Una, que al repasar estos pliegos, al compás del fluir lírico, aparece el reflejo de las situaciones político-sociales de la realidad española, sobre todo en los primeros años de la postguerra. La vinculación de la España de Franco a los países fascistas: poemas de Ridruejo a Italia y de Adriano del Valle a Rumania. La glorificación de José Antonio Primo de Rivera como figura mítica del régimen: poema de Luis Felipe Vivanco. La exaltación laudatoria del dictador: poemas de José del Río Sainz. La nueva versión del «pan y circo», convertida en «pan y fulbol»: endiosamiento de toreros y deportistas: elegías a Manolete, por Federico Muelas y otros autores. La muerte de Miguel Hernández (cantada un poco en voz baja, por razones obvias): y poema de Enrique Azcoaga.

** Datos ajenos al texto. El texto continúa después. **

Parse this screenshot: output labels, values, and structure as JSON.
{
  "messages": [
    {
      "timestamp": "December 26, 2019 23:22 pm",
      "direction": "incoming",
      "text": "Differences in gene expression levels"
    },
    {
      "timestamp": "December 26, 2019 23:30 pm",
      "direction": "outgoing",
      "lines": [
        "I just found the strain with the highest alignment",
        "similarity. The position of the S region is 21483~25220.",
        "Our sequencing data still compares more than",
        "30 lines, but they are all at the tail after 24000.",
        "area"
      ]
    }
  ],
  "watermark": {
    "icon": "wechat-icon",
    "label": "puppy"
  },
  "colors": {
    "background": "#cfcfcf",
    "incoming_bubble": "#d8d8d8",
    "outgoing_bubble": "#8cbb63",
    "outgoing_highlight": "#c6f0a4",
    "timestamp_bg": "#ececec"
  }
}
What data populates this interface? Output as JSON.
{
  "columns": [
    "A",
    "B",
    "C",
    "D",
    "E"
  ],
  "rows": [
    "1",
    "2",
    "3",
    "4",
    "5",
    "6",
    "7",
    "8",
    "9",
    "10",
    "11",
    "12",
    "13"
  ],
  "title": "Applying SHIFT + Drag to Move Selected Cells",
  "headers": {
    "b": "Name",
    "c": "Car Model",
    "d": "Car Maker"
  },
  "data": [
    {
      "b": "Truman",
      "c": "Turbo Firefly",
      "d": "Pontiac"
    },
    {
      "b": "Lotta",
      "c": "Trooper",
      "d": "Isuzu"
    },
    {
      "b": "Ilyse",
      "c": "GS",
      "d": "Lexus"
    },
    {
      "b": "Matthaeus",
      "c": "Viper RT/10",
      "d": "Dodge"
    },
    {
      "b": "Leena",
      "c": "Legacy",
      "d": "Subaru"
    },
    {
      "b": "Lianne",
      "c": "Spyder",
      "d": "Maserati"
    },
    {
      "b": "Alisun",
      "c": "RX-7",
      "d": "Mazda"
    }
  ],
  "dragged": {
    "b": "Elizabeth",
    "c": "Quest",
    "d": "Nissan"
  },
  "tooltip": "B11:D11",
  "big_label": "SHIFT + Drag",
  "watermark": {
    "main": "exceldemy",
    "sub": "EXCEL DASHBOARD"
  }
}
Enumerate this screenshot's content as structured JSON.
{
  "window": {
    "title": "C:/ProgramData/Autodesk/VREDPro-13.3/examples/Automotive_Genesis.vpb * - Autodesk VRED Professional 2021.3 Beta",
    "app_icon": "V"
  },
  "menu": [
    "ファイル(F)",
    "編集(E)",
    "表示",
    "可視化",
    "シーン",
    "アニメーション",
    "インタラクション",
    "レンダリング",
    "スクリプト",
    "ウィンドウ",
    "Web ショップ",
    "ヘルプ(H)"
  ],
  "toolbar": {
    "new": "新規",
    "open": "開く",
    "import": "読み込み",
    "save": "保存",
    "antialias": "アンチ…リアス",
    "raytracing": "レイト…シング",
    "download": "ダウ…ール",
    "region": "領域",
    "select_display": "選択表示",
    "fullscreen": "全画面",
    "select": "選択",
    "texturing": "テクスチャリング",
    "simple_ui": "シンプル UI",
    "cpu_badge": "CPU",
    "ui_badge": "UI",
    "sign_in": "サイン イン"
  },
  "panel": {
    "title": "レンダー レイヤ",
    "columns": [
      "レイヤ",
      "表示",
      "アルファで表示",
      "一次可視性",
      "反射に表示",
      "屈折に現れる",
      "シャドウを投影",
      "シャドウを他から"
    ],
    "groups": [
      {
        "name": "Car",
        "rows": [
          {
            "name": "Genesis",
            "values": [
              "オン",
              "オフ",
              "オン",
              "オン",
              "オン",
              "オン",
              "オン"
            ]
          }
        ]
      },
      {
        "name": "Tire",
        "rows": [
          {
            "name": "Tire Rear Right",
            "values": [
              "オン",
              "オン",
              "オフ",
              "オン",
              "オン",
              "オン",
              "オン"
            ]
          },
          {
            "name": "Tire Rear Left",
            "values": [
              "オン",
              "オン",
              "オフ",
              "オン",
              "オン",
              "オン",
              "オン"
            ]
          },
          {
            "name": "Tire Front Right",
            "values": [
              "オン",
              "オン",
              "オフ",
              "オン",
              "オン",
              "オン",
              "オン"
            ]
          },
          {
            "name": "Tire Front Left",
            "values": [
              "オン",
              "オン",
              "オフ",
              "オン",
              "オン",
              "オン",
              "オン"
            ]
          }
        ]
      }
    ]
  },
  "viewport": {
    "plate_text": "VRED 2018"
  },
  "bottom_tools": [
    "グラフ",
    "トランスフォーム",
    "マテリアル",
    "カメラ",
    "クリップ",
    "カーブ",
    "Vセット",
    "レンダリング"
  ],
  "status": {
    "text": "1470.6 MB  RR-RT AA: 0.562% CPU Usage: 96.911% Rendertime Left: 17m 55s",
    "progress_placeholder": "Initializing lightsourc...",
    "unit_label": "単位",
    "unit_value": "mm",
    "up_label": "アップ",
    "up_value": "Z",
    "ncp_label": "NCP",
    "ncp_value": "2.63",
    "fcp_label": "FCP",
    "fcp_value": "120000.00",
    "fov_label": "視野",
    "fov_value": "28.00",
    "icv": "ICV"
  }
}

Más adelante, el recuerdo de la primera bomba atómica, sobre Hiroshima: poema de José Luis Prado Nogueira. Y también, con la revolución de Cuba, el mito del «Ché» Guevara: poema de Carlos de la Rica.

La otra observación es el posible seguimiento de las corrientes poéticas manifestadas en los años de reunión del «Cancionero». El garcilasismo, con la neoclasicidad de García Nieto, en primer lugar. La voz neorromántica de «Espadaña», con Victoriano Crémer. La tertulia militante del Café Gijón, incorporada con los epigramas de ingeniosa acrimonia debidos a Juan Pérez Creus. La influencia de Rilke, de quien Antonio Tovar traduce unas piezas. El tremendismo, precursor de lo social. El tema del hijo, de tanta presencia en la obra de los poetas de postguerra, desde Miguel Hernández. El intenso cultivo de la poesía religiosa, ya como vía de escape de una sofocada protesta social, ya en concomitancia con el existencialismo o bien con renovada influencia de Unamuno, tal en esos dos grandes poetas desaparecidos, por desdicha, que son Vicente Gaos y Blas de Otero.

Todo esto es una rápida impresión, una fugaz noticia del tesoro bibliográfico que el Cancionero de Tudanca encierra. Quien tuvo la sensibilidad, el gusto, el amor y la paciencia para recopilarlo, era, a su vez, un poeta culto, emocionado ante el paisaje, finamente descriptivo, que gustaba perderse -o encontrarse- en el aire de Lope, en los romances serranos o en los modelos de Virgilio. Apacible, escéptico y suavemente melancólico, algunos bellos poemas suyos se alojan aquí, junto a los de sus amigos, por devoción a los cuales llevó a término tan insólita obra.